Game play is very simple. The game is played in three rounds during which players take turns starting with the player with the least points up to the player with the most points. At the start of each round all players shuffle their remaining chips face down and pick four without looking at them. Players then take turns picking from these four chips, looking at the chip and placing it face down on the board next to another chip (or the starting space). Once all players have played their four chips the round ends.

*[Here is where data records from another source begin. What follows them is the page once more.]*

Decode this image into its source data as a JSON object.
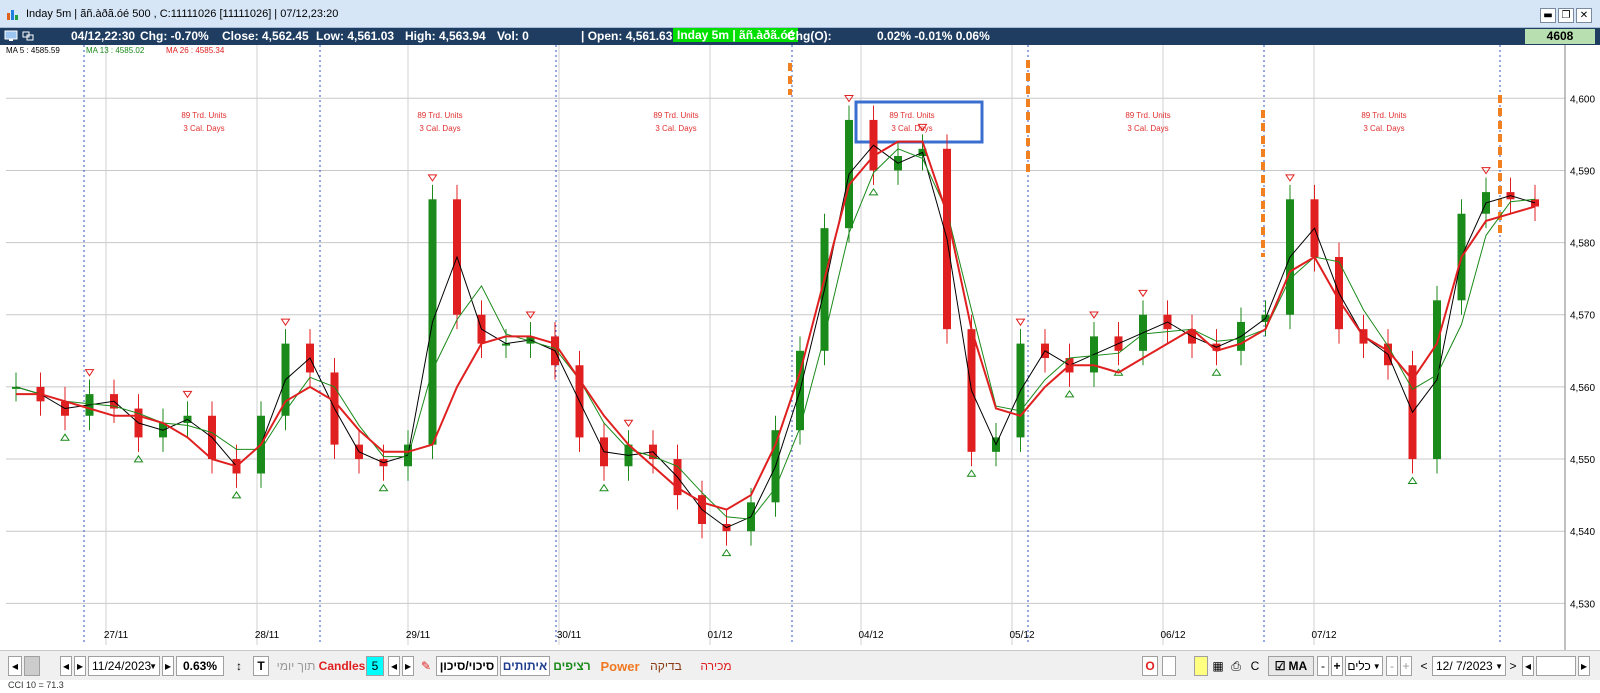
{
  "window": {
    "title": "Inday 5m | ãñ.àðã.óé 500 , C:11111026 [11111026] | 07/12,23:20",
    "minimize": "▬",
    "restore": "❐",
    "close": "✕"
  },
  "infobar": {
    "datetime": "04/12,22:30",
    "chg": "Chg: -0.70%",
    "close": "Close: 4,562.45",
    "low": "Low: 4,561.03",
    "high": "High: 4,563.94",
    "vol": "Vol: 0",
    "open": "| Open: 4,561.63",
    "tag": "Inday 5m | ãñ.àðã.óé",
    "chgo": "Chg(O):",
    "chgo_values": "0.02%  -0.01%  0.06%",
    "last_price": "4608"
  },
  "ma_legend": [
    {
      "label": "MA 5 : 4585.59",
      "color": "#000000"
    },
    {
      "label": "MA 13 : 4585.02",
      "color": "#1a8a1a"
    },
    {
      "label": "MA 26 : 4585.34",
      "color": "#e02020"
    }
  ],
  "chart_data": {
    "type": "candlestick",
    "y_ticks": [
      "4,600",
      "4,590",
      "4,580",
      "4,570",
      "4,560",
      "4,550",
      "4,540",
      "4,530"
    ],
    "ylim": [
      4527,
      4606
    ],
    "x_labels": [
      "27/11",
      "28/11",
      "29/11",
      "30/11",
      "01/12",
      "04/12",
      "05/12",
      "06/12",
      "07/12"
    ],
    "annotations": [
      {
        "line1": "89 Trd. Units",
        "line2": "3 Cal. Days"
      },
      {
        "line1": "89 Trd. Units",
        "line2": "3 Cal. Days"
      },
      {
        "line1": "89 Trd. Units",
        "line2": "3 Cal. Days"
      },
      {
        "line1": "89 Trd. Units",
        "line2": "3 Cal. Days"
      },
      {
        "line1": "89 Trd. Units",
        "line2": "3 Cal. Days"
      },
      {
        "line1": "89 Trd. Units",
        "line2": "3 Cal. Days"
      }
    ],
    "ma26_path_values": [
      4559,
      4559,
      4558,
      4557,
      4556,
      4556,
      4555,
      4553,
      4550,
      4549,
      4552,
      4558,
      4560,
      4558,
      4554,
      4551,
      4551,
      4552,
      4560,
      4566,
      4567,
      4567,
      4566,
      4561,
      4556,
      4552,
      4549,
      4546,
      4544,
      4543,
      4545,
      4552,
      4562,
      4575,
      4588,
      4592,
      4594,
      4594,
      4584,
      4568,
      4557,
      4556,
      4560,
      4563,
      4563,
      4562,
      4564,
      4566,
      4568,
      4565,
      4566,
      4568,
      4576,
      4578,
      4572,
      4567,
      4565,
      4561,
      4566,
      4578,
      4583,
      4584,
      4585
    ],
    "closes": [
      4560,
      4558,
      4556,
      4559,
      4557,
      4553,
      4555,
      4556,
      4550,
      4548,
      4556,
      4566,
      4562,
      4552,
      4550,
      4549,
      4552,
      4586,
      4570,
      4566,
      4566,
      4567,
      4563,
      4553,
      4549,
      4552,
      4550,
      4545,
      4541,
      4540,
      4544,
      4554,
      4565,
      4582,
      4597,
      4590,
      4592,
      4593,
      4568,
      4551,
      4553,
      4566,
      4564,
      4562,
      4567,
      4565,
      4570,
      4568,
      4566,
      4565,
      4569,
      4570,
      4586,
      4578,
      4568,
      4566,
      4563,
      4550,
      4572,
      4584,
      4587,
      4586,
      4585
    ]
  },
  "toolbar": {
    "date_value": "11/24/2023",
    "percent_value": "0.63%",
    "tool_t": "T",
    "intraday_label": "תוך יומי",
    "candles_label": "Candles",
    "candles_count": "5",
    "risk_label": "סיכוי/סיכון",
    "signals_label": "איתותים",
    "continuous_label": "רציפים",
    "power_label": "Power",
    "test_label": "בדיקה",
    "sell_label": "מכירה",
    "o_label": "O",
    "c_label": "C",
    "ma_label": "MA",
    "minus_label": "-",
    "plus_label": "+",
    "tools_label": "כלים",
    "end_date_value": "12/ 7/2023"
  },
  "status": {
    "cci": "CCI 10 = 71.3"
  }
}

Once the round ends, all face down chips on the board are turned face up. If the chip has a Culture rating of more than 0 that player's culture marker is moved up the Culture Track by the amount shown on the chip. If the chip is also on a ruin space, then its culture rating is doubled. Once the Culture Track has been adjusted, flip over the next face down scoring chip. Each scoring chip will have two icons on it corresponding to two of the three stats found on the city chips. These icons determine which stats will score this round. Each stat is scored differently, as seen below:

  • Culture: Compare each player's rating on the culture track. The top player(s) gets the most points, the next player(s) gets some points, the following player(s) get no points and the last player(s) loses some points. All positions on the track are then adjusted by dividing each player's culture score by two thus not changing the order but tightening the spread.
  • Military: Players check each chip on the board (including those from previous rounds) and compare the chip's military stat to those of adjacent enemy chips. For each enemy neighbor the chip beats, the owner gets 2 points. For each enemy the chip loses to the owner loses one point.
  • Trade: Each road, or "Trade Route" on the board is scored separately. The player with the highest trade score on the road gets points.
Players mark their scores in reverse turn order by moving score markers around the board. These markers start staggered and can never occupy the same space on the score track. If a player's marker should land on that of another player, it is moved to the next available spot instead, meaning the last player to count (trailing player) may have more opportunities to leapfrog over other players. After the round has been scored, players start a new round by picking four more chips. Play continues until all three scoring chips have been revealed so each stat has been scored twice.

Although 10 of the chips represent the ten ways in which 3 points can be distributed between the three stats each player has two special chips, a capital and a graveyard. The capital raises the stats of all adjacent friendly cities by 1 point and the graveyard lowers the stats of all adjacent enemy cities by 1 point.

A couple of variations that would introduce more strategy but more analyses paralysis are:
  • Allow players to look at their hand of four chips and play them in the order they want.
  • Play chips face up onto the board so players can see what their opponents have played.